特定物精神损害赔偿研究

2024-04-14 14:03王金洋
嘉兴学院学报 2024年1期
关键词:人身侵权人损害赔偿

王金洋

(中国人民公安大学 法学院,北京 100038)

2001年,对于特定物精神损害赔偿案件,我国出台的法释〔2001〕7号《最高人民法院关于确定民事侵权精神损害赔偿责任若干问题的解释》(以下简称《解释》)在第4条中明确规定,具有人格象征意义的特定纪念物品,因侵权行为而永久性灭失或者毁损,物品所有人以侵权为由,向人民法院起诉请求赔偿精神损害的,人民法院应当依法予以受理。2010年实施的《侵权责任法》第22条规定,侵害他人人身权益,造成他人严重精神损害的,被侵权人可以请求精神损害赔偿。《民法典》第1183条第2款规定,因故意或重大过失侵害自然人具有人身意义的特定物造成严重精神损害的,被侵权人有权请求精神损害赔偿。我国正式在立法层面确立侵害具有人身意义的特定物精神损害赔偿制度。虽然《民法典》第1183条第2款在立法层面为司法实践提供了具体依据,但在适用方面仍存在很多问题。

一、特定物精神损害赔偿的实践困境

特定物精神损害赔偿制度在实践过程中尚存在一些解释不清、规定不明的问题,需要有针对性地完善相关规定,以促进特定物精神损害赔偿制度在实践中被正确地适用理。

(一)具有人身意义的特定物范围不清

《民法典》中关于特定物精神损害赔偿的规定在《解释》第4条的基础之上进行了完善,但未对具有人身意义的特定物范围作出明确界定。从学理层面看,我国学者主要采用类型化研究方式探究具有人身意义的特定物之范围,将司法实践中常见的特定物以不同依据分为不同种类。由于各个学者分类化研究的依据各不相同,以理论指导实践的传统观点难以付诸于实践,百家争鸣的背景下也造成了司法实践中判断方式多样,难以统一。从司法层面看,经过长期实践的积累,各级法官逐渐形成一定的裁判经验,通常认为司法实践中常见的具有人身意义的特定物包括与结婚礼仪有关之物、近亲属死者相关之物和祖先遗留之物三类。[1]然而,上述规律也常有失灵的时候,司法实践中法院在裁判以上三类特定物案件之时,仍有否定其为具有人身意义的特定物之裁判结果。此外,虚拟财产、宠物与体外胚胎等特定物是否具有“人身意义”引发学界激烈争论,关于“具有人身意义”的特定物范围还须从理论结合实践出发进行探讨。

(二)特定物精神损害赔偿主体范围不清

《民法典》第1183条第2款仅规定特定物精神损害赔偿请求权人为“被侵权人”,其中“被侵权人”的范围没有明确规定,无法明确具有人身利益但非所有权人的主体是否具有精神损害赔偿请求权。

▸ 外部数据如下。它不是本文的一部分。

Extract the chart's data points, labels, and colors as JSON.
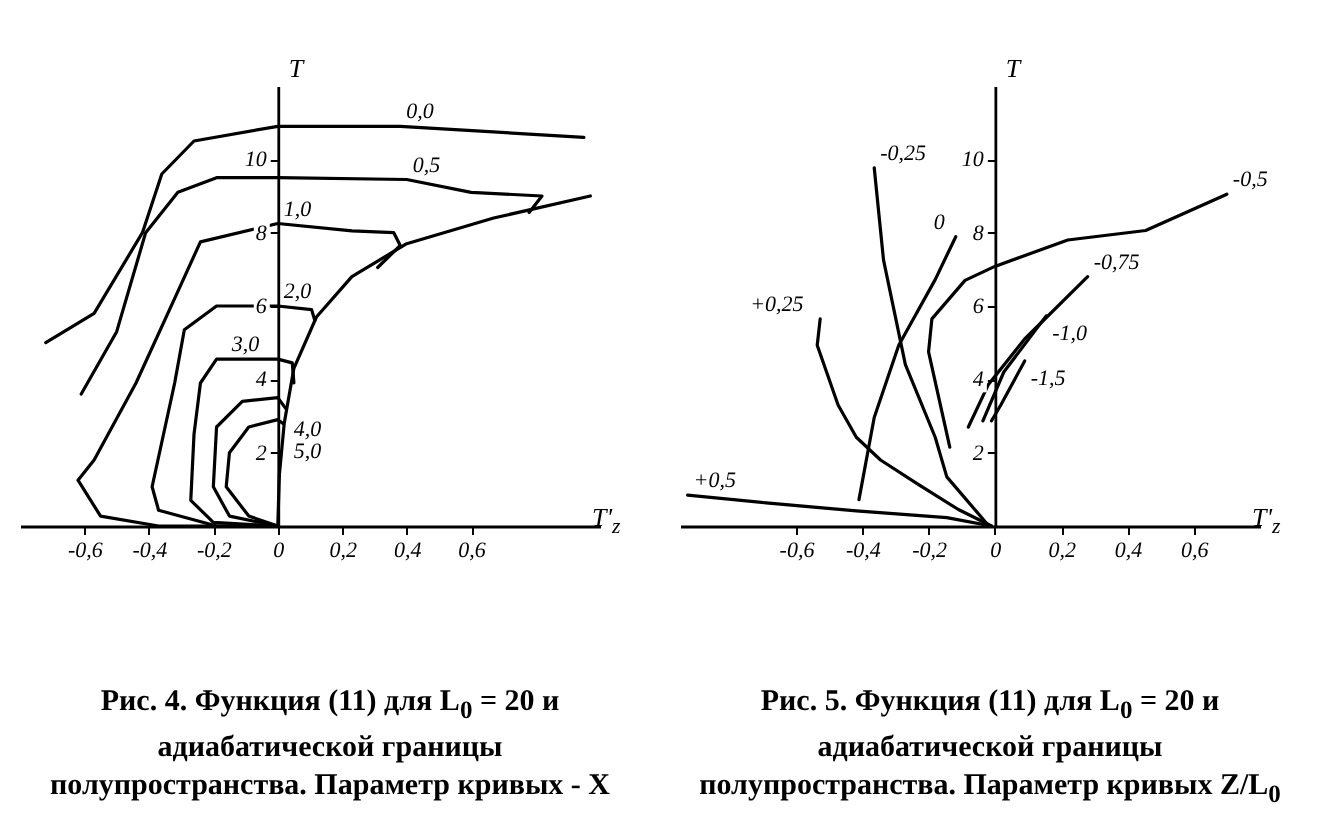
{
  "chart_data": [
    {
      "type": "line",
      "xlabel": "T'$_{z}$",
      "ylabel": "T",
      "xlim": [
        -0.8,
        1.0
      ],
      "ylim": [
        0,
        12
      ],
      "xticks": [
        {
          "value": -0.6,
          "label": "-0,6"
        },
        {
          "value": -0.4,
          "label": "-0,4"
        },
        {
          "value": -0.2,
          "label": "-0,2"
        },
        {
          "value": 0,
          "label": "0"
        },
        {
          "value": 0.2,
          "label": "0,2"
        },
        {
          "value": 0.4,
          "label": "0,4"
        },
        {
          "value": 0.6,
          "label": "0,6"
        }
      ],
      "yticks": [
        2,
        4,
        6,
        8,
        10
      ],
      "series": [
        {
          "name": "0,0",
          "color": "#000000",
          "x": [
            -0.72,
            -0.57,
            -0.42,
            -0.36,
            -0.26,
            0,
            0.38,
            0.95
          ],
          "values": [
            5.0,
            5.8,
            8.0,
            9.6,
            10.5,
            10.9,
            10.9,
            10.6
          ]
        },
        {
          "name": "0,5",
          "color": "#000000",
          "x": [
            -0.61,
            -0.5,
            -0.41,
            -0.31,
            -0.19,
            0,
            0.4,
            0.6,
            0.82,
            0.78
          ],
          "values": [
            3.6,
            5.3,
            8.0,
            9.1,
            9.5,
            9.5,
            9.45,
            9.1,
            9.0,
            8.55
          ]
        },
        {
          "name": "1,0",
          "color": "#000000",
          "x": [
            0.31,
            0.38,
            0.36,
            0.23,
            0,
            -0.24,
            -0.31,
            -0.44,
            -0.57,
            -0.62,
            -0.55,
            -0.37,
            0
          ],
          "values": [
            7.05,
            7.65,
            8.0,
            8.05,
            8.25,
            7.75,
            6.4,
            3.9,
            1.8,
            1.25,
            0.27,
            0,
            0
          ]
        },
        {
          "name": "2,0",
          "color": "#000000",
          "x": [
            0.115,
            0.105,
            0,
            -0.19,
            -0.29,
            -0.32,
            -0.39,
            -0.37,
            -0.19,
            0
          ],
          "values": [
            5.6,
            5.9,
            6.0,
            6.0,
            5.35,
            3.9,
            1.07,
            0.43,
            0,
            0
          ]
        },
        {
          "name": "3,0",
          "color": "#000000",
          "x": [
            0.05,
            0.045,
            0,
            -0.19,
            -0.24,
            -0.26,
            -0.27,
            -0.2,
            0
          ],
          "values": [
            3.9,
            4.45,
            4.55,
            4.55,
            3.9,
            2.5,
            0.7,
            0.1,
            0
          ]
        },
        {
          "name": "4,0",
          "color": "#000000",
          "x": [
            0.025,
            0,
            -0.11,
            -0.19,
            -0.2,
            -0.15,
            0
          ],
          "values": [
            3.2,
            3.5,
            3.4,
            2.7,
            1.07,
            0.27,
            0
          ]
        },
        {
          "name": "5,0",
          "color": "#000000",
          "x": [
            0.015,
            0,
            -0.09,
            -0.15,
            -0.16,
            -0.09,
            0
          ],
          "values": [
            2.8,
            2.9,
            2.7,
            2.0,
            1.07,
            0.27,
            0
          ]
        },
        {
          "color": "#000000",
          "x": [
            0,
            0.005,
            0.02,
            0.05,
            0.12,
            0.23,
            0.4,
            0.67,
            0.97
          ],
          "values": [
            0,
            1.4,
            2.8,
            4.3,
            5.7,
            6.8,
            7.7,
            8.4,
            9.0
          ]
        }
      ],
      "annotations": [
        "Рис. 4. Функция (11) для L$_{0}$ = 20 и адиабатической границы полупространства. Параметр кривых - X"
      ]
    },
    {
      "type": "line",
      "xlabel": "T'$_{z}$",
      "ylabel": "T",
      "xlim": [
        -0.95,
        0.8
      ],
      "ylim": [
        0,
        12
      ],
      "xticks": [
        {
          "value": -0.6,
          "label": "-0,6"
        },
        {
          "value": -0.4,
          "label": "-0,4"
        },
        {
          "value": -0.2,
          "label": "-0,2"
        },
        {
          "value": 0,
          "label": "0"
        },
        {
          "value": 0.2,
          "label": "0,2"
        },
        {
          "value": 0.4,
          "label": "0,4"
        },
        {
          "value": 0.6,
          "label": "0,6"
        }
      ],
      "yticks": [
        2,
        4,
        6,
        8,
        10
      ],
      "series": [
        {
          "name": "+0,5",
          "color": "#000000",
          "x": [
            -0.927,
            -0.69,
            -0.418,
            -0.145,
            -0.01
          ],
          "values": [
            0.84,
            0.63,
            0.41,
            0.23,
            0
          ]
        },
        {
          "name": "+0,25",
          "color": "#000000",
          "x": [
            -0.527,
            -0.536,
            -0.473,
            -0.418,
            -0.345,
            -0.236,
            -0.11,
            -0.01
          ],
          "values": [
            5.65,
            4.93,
            3.3,
            2.42,
            1.8,
            1.16,
            0.45,
            0
          ]
        },
        {
          "name": "-0,25",
          "color": "#000000",
          "x": [
            -0.364,
            -0.336,
            -0.27,
            -0.18,
            -0.145,
            -0.018
          ],
          "values": [
            9.77,
            7.26,
            4.4,
            2.42,
            1.34,
            0
          ]
        },
        {
          "name": "0",
          "color": "#000000",
          "x": [
            -0.41,
            -0.364,
            -0.29,
            -0.18,
            -0.118
          ],
          "values": [
            0.72,
            2.96,
            4.93,
            6.72,
            7.89
          ]
        },
        {
          "name": "-0,5",
          "color": "#000000",
          "x": [
            -0.136,
            -0.2,
            -0.19,
            -0.09,
            0,
            0.22,
            0.455,
            0.7
          ],
          "values": [
            2.15,
            4.75,
            5.65,
            6.7,
            7.08,
            7.8,
            8.06,
            9.05
          ]
        },
        {
          "name": "-0,75",
          "color": "#000000",
          "x": [
            -0.08,
            -0.02,
            0.09,
            0.28
          ],
          "values": [
            2.7,
            3.85,
            5.1,
            6.8
          ]
        },
        {
          "name": "-1,0",
          "color": "#000000",
          "x": [
            -0.036,
            0.027,
            0.155
          ],
          "values": [
            2.87,
            4.2,
            5.73
          ]
        },
        {
          "name": "-1,5",
          "color": "#000000",
          "x": [
            -0.01,
            0.018,
            0.09
          ],
          "values": [
            2.87,
            3.3,
            4.5
          ]
        }
      ],
      "annotations": [
        "Рис. 5. Функция (11) для L$_{0}$ = 20 и адиабатической границы полупространства. Параметр кривых Z/L$_{0}$"
      ]
    }
  ]
}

当侵权人侵害具有人身意义的特定物时,可能会导致两种性质不同的权益受损,即财产权益和人身权益。虽然具有人身意义的特定物遭受侵害时,物品所有权人肯定会遭受损失,但是其并非一定有资格主张精神损害赔偿,这是因为在具有人身意义的特定物范畴内,存在财产权益和人身权益相分离的可能性。与特定物具有情感牵连但并非物的所有人,在该物受损后是否有权提起精神损害赔偿尚不明确。在“钱钟书书信拍卖案”中,(1)参见北京市第二中级人民法院(2013)二中保字第 9727 号民事裁定书;北京市高级人民法院(2014)高民终字第 1152 号民事判决书。“书信”同时承载着人身利益和财产利益,且分属于不同权利主体。李国强(物品所有权人)将钱钟书书信拍卖,杨绛(钱钟书妻子)向法院提起侵害隐私权的诉讼,物品所有权人和精神损害赔偿请求权人不属于同一个人。虽然李国强拥有物的所有权,但该物并未承载其人身利益。当该书信作为具有人身意义的特定物被侵权人损坏,李国强仅能向法院主张财产权益的救济,不能主张精神损害赔偿。固然书信之上蕴含着杨绛的精神利益,但她并非书信所有权人,如果杨绛被认为属于第2款“被侵权人”的范围即可向李国强请求精神损害赔偿。因此,《民法典》第1183条第2款“被侵权人”的范围的正确界定与否直接决定该项条文能否发挥其应有的功能。

(三)主观构成要件立法取向过严

《民法典》第1183条第2款对侵权人的主观方面有严格的限制,仅限于故意或重大过失,一般过失的行为不能造成该条的精神损害,笔者认为这种规定有误,立法者对适用的主观构成要件限制过于严格。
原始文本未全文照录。